Nº Convencional:JSTA000P28632
Nº do Documento:SA1202112090425/11
Data de Entrada:11/23/2021
Recorrente:A.................., SA
Recorrido 1:MUNICÍPIO DE SINTRA
Votação:UNANIMIDADE
Aditamento:
Texto Integral: Acordam, em apreciação preliminar, na Secção de Contencioso Administrativo do Supremo Tribunal Administrativo:

1. A………………….., SA [doravante A.], invocando o disposto no art. 150.º do Código de Processo nos Tribunais administrativos [CPTA], peticiona a admissão do recurso de revista por si interposto do acórdão de 23.09.2021 do Tribunal Central Administrativo Sul [doravante TCA/S] [cfr. fls. 326/341 - paginação «SITAF» do apenso tal como as ulteriores referências à mesma, salvo expressa indicação em contrário], que na ação administrativa especial por si deduzida contra MUNICÍPIO DE SINTRA [doravante R.] decidiu «[n]ão admitir, por irrecorribilidade da decisão impugnada, o requerimento de interposição de recurso jurisdicional» que a mesma havia dirigido ante a decisão proferida, em 27.06.2013, pelo Tribunal Administrativo e Fiscal de Sintra [doravante TAF/SNT] [cfr. fls. 146/156], que em sede de saneamento dos autos havia julgado «verificada a exceção da inimpugnabilidade do ato» e absolvido a «Entidade Demandada da instância».

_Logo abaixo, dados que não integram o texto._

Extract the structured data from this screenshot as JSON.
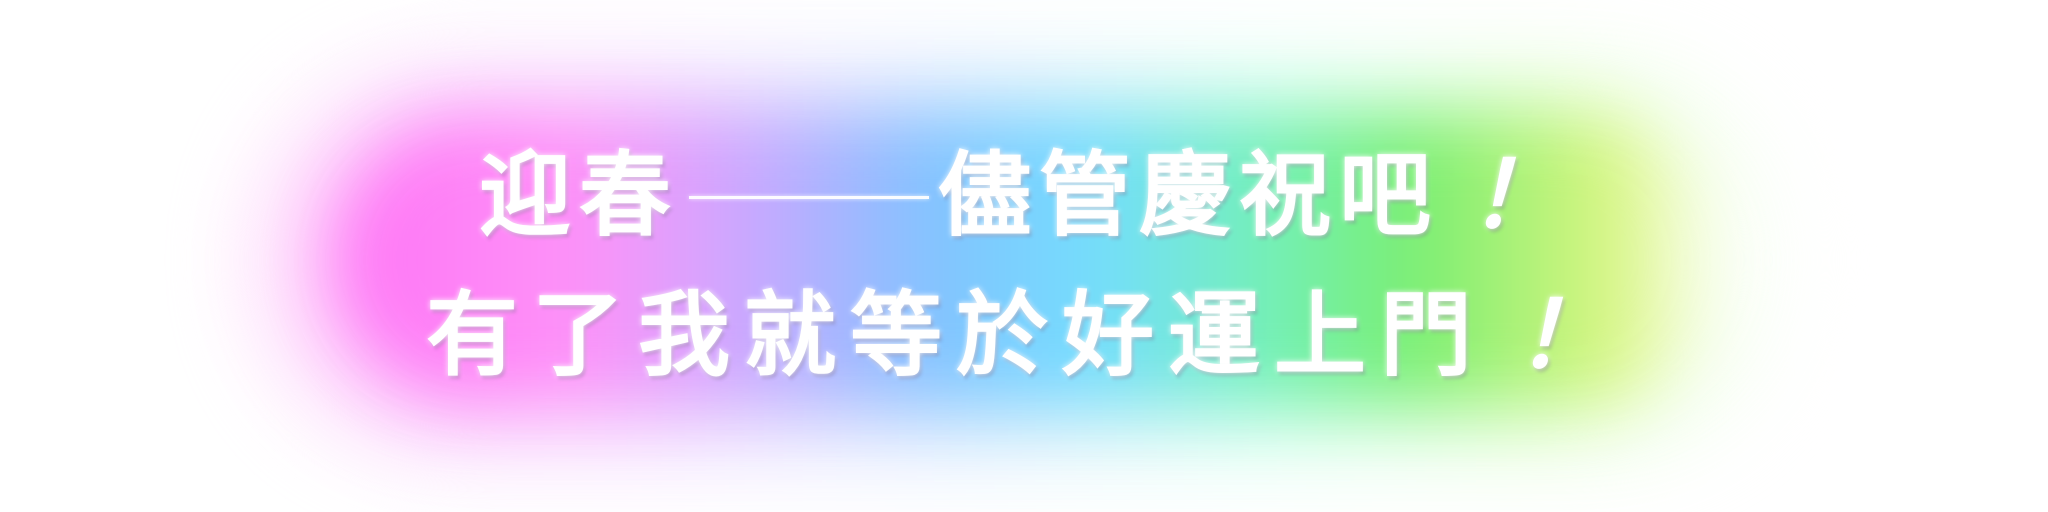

2. Motiva a admissão do recurso de revista [cfr. fls. 365/402] na relevância jurídica da questão objeto de dissídio [definição, no âmbito do quadro normativo anterior à reforma/revisão operada pelo DL n.º 214-G/2015 no CPTA - arts. 27.º, n.º 1, al. i), e 87.º - e ETAF - art. 40.º, n.º 3 - da forma/meio impugnatório da decisão proferida em sede de despacho saneador, se o recurso jurisdicional para o TCA ou se, previamente, a reclamação para a conferência no TAF e apenas da decisão desta caberia recurso jurisdicional para o TCA] e, bem assim, na necessidade de «uma melhor aplicação do direito», dada a incorreta interpretação e aplicação feita do disposto nos arts. 27.º, n.º 1, al. i), 87.º, 88.º, 90.º, 91.º, 92.º, 94.º, 95.º e 142.º, n.º 3, al. d), do CPTA/2002, 40.º, n.ºs 1 e 3, do ETAF/2002, e 09.º da LPTA, bem como a inconstitucionalidade por violação dos arts. 02.º e 20.º, n.º 4, da Constituição da República Portuguesa [CRP].

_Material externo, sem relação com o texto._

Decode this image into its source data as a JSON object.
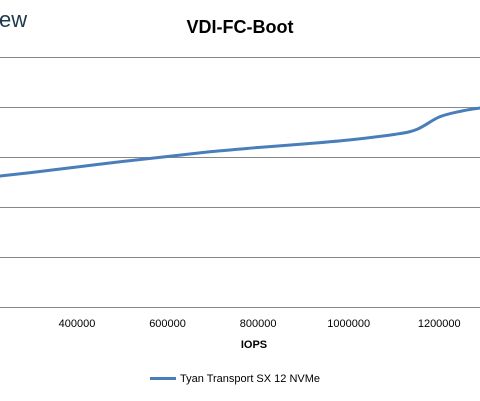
{
  "brand_text": "ew",
  "chart_data": {
    "type": "line",
    "title": "VDI-FC-Boot",
    "xlabel": "IOPS",
    "ylabel": "",
    "xlim": [
      230000,
      1290000
    ],
    "x_ticks": [
      400000,
      600000,
      800000,
      1000000,
      1200000
    ],
    "x_tick_labels": [
      "400000",
      "600000",
      "800000",
      "1000000",
      "1200000"
    ],
    "ylim": [
      0,
      5
    ],
    "y_gridlines": [
      0,
      1,
      2,
      3,
      4,
      5
    ],
    "grid": true,
    "legend_position": "bottom",
    "series": [
      {
        "name": "Tyan Transport SX 12 NVMe",
        "color": "#4a7ebb",
        "x": [
          230000,
          300000,
          400000,
          500000,
          600000,
          700000,
          800000,
          900000,
          1000000,
          1100000,
          1150000,
          1200000,
          1250000,
          1290000
        ],
        "y": [
          2.62,
          2.69,
          2.8,
          2.91,
          3.01,
          3.11,
          3.19,
          3.26,
          3.34,
          3.45,
          3.55,
          3.8,
          3.92,
          3.98
        ]
      }
    ]
  }
}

3. O R. produziu contra-alegações em sede de recurso de revista [cfr. fls. 409/422] nas quais pugna, desde logo, pela não admissão da presente revista.
Apreciando:

4. Dispõe-se no n.º 1 do art. 150.º do CPTA que «[d]as decisões proferidas em segunda instância pelo Tribunal Central Administrativo pode haver, excecionalmente, revista para o Supremo Tribunal Administrativo quando esteja em causa a apreciação de uma questão que, pela sua relevância jurídica ou social, se revista de importância fundamental ou quando a admissão do recurso seja claramente necessária para uma melhor aplicação do direito».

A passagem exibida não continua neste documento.